Um filme de animação brasileiro tem chamado a atenção do mundo para um setor da economia criativa nacional que parece estar avançando a passadas muito largas. “O Menino e o Mundo” tem conseguido algo raro na indústria cinematográfica: unanimidade absoluta de críticas altamente positivas. O filme concebido e dirigido por Alê Abreu é mesmo uma obra que transborda o carinho com que foi produzido. Não há falas. Ao menos que se consiga entender. Por conta disso e da sensibilidade do roteiro e da obra, a trilha, os efeitos sonoros e a música que emolduram as imagens têm um papel ainda mais central do que normalmente já teriam em qualquer filme.

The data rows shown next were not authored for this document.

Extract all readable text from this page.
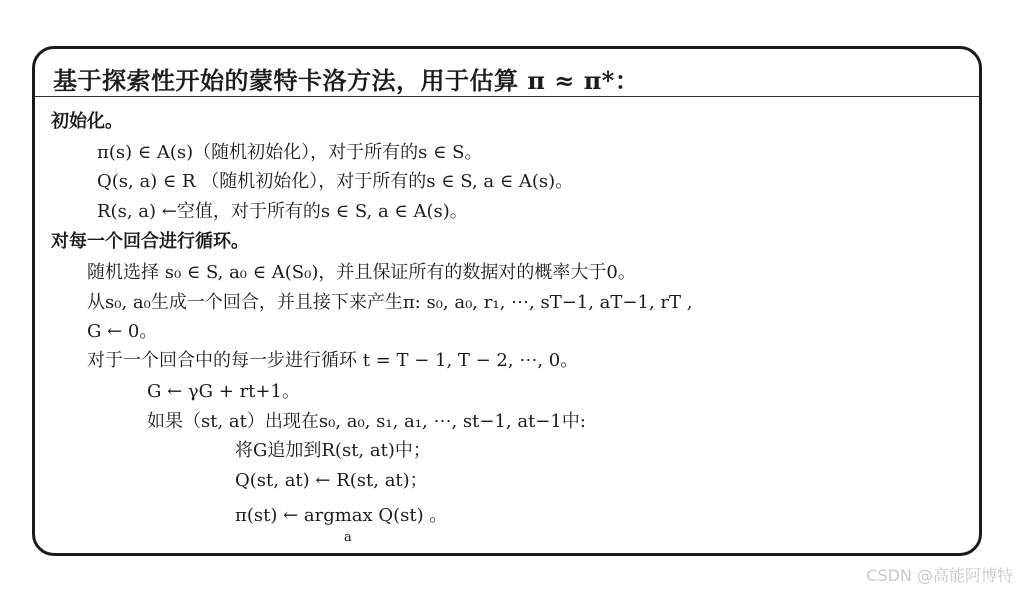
基于探索性开始的蒙特卡洛方法，用于估算 π ≈ π*：
初始化。
π(s) ∈ A(s)（随机初始化），对于所有的s ∈ S。
Q(s, a) ∈ R （随机初始化），对于所有的s ∈ S, a ∈ A(s)。
R(s, a) ←空值，对于所有的s ∈ S, a ∈ A(s)。
对每一个回合进行循环。
随机选择 s₀ ∈ S, a₀ ∈ A(S₀)，并且保证所有的数据对的概率大于0。
从s₀, a₀生成一个回合，并且接下来产生π: s₀, a₀, r₁, ⋯, sT−1, aT−1, rT ,
G ← 0。
对于一个回合中的每一步进行循环 t = T − 1, T − 2, ⋯, 0。
G ← γG + rt+1。
如果（st, at）出现在s₀, a₀, s₁, a₁, ⋯, st−1, at−1中:
将G追加到R(st, at)中；
Q(st, at) ← R(st, at)；
π(st) ← argmax Q(st) 。
a
CSDN @高能阿博特
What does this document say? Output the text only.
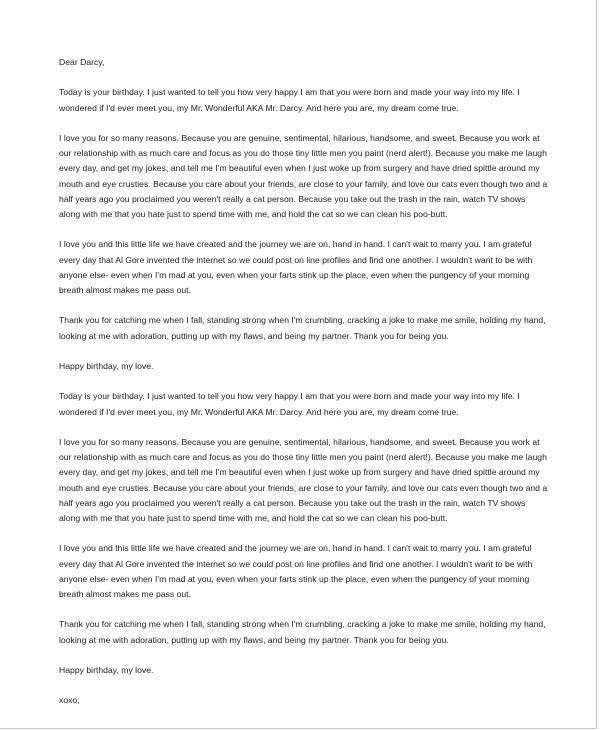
Dear Darcy,

Today is your birthday. I just wanted to tell you how very happy I am that you were born and made your way into my life. I
wondered if I'd ever meet you, my Mr. Wonderful AKA Mr. Darcy. And here you are, my dream come true.

I love you for so many reasons. Because you are genuine, sentimental, hilarious, handsome, and sweet. Because you work at
our relationship with as much care and focus as you do those tiny little men you paint (nerd alert!). Because you make me laugh
every day, and get my jokes, and tell me I'm beautiful even when I just woke up from surgery and have dried spittle around my
mouth and eye crusties. Because you care about your friends, are close to your family, and love our cats even though two and a
half years ago you proclaimed you weren't really a cat person. Because you take out the trash in the rain, watch TV shows
along with me that you hate just to spend time with me, and hold the cat so we can clean his poo-butt.

I love you and this little life we have created and the journey we are on, hand in hand. I can't wait to marry you. I am grateful
every day that Al Gore invented the internet so we could post on line profiles and find one another. I wouldn't want to be with
anyone else- even when I'm mad at you, even when your farts stink up the place, even when the pungency of your morning
breath almost makes me pass out.

Thank you for catching me when I fall, standing strong when I'm crumbling, cracking a joke to make me smile, holding my hand,
looking at me with adoration, putting up with my flaws, and being my partner. Thank you for being you.

Happy birthday, my love.

Today is your birthday. I just wanted to tell you how very happy I am that you were born and made your way into my life. I
wondered if I'd ever meet you, my Mr. Wonderful AKA Mr. Darcy. And here you are, my dream come true.

I love you for so many reasons. Because you are genuine, sentimental, hilarious, handsome, and sweet. Because you work at
our relationship with as much care and focus as you do those tiny little men you paint (nerd alert!). Because you make me laugh
every day, and get my jokes, and tell me I'm beautiful even when I just woke up from surgery and have dried spittle around my
mouth and eye crusties. Because you care about your friends, are close to your family, and love our cats even though two and a
half years ago you proclaimed you weren't really a cat person. Because you take out the trash in the rain, watch TV shows
along with me that you hate just to spend time with me, and hold the cat so we can clean his poo-butt.

I love you and this little life we have created and the journey we are on, hand in hand. I can't wait to marry you. I am grateful
every day that Al Gore invented the internet so we could post on line profiles and find one another. I wouldn't want to be with
anyone else- even when I'm mad at you, even when your farts stink up the place, even when the pungency of your morning
breath almost makes me pass out.

Thank you for catching me when I fall, standing strong when I'm crumbling, cracking a joke to make me smile, holding my hand,
looking at me with adoration, putting up with my flaws, and being my partner. Thank you for being you.

Happy birthday, my love.

xoxo,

Numa primeira olhada, chamam a atenção nomes já consagrados como os de Naná Vasconcelos e do rapper Emicida, convidados especiais que dão brilho extra ao trabalho. Mas quem observa com atenção os créditos verá assinando a trilha (ao lado do parceiro Gustavo Kurlat) um sobrenome normalmente associado ao noticiário empresarial e ao mundo dos grandes negócios.

Ruben Feffer é o mais novo dos quatro irmãos que respondem por boa parte das ações de uma das mais conhecidas empresas nacionais, a companhia Suzano de Papel e Celulose.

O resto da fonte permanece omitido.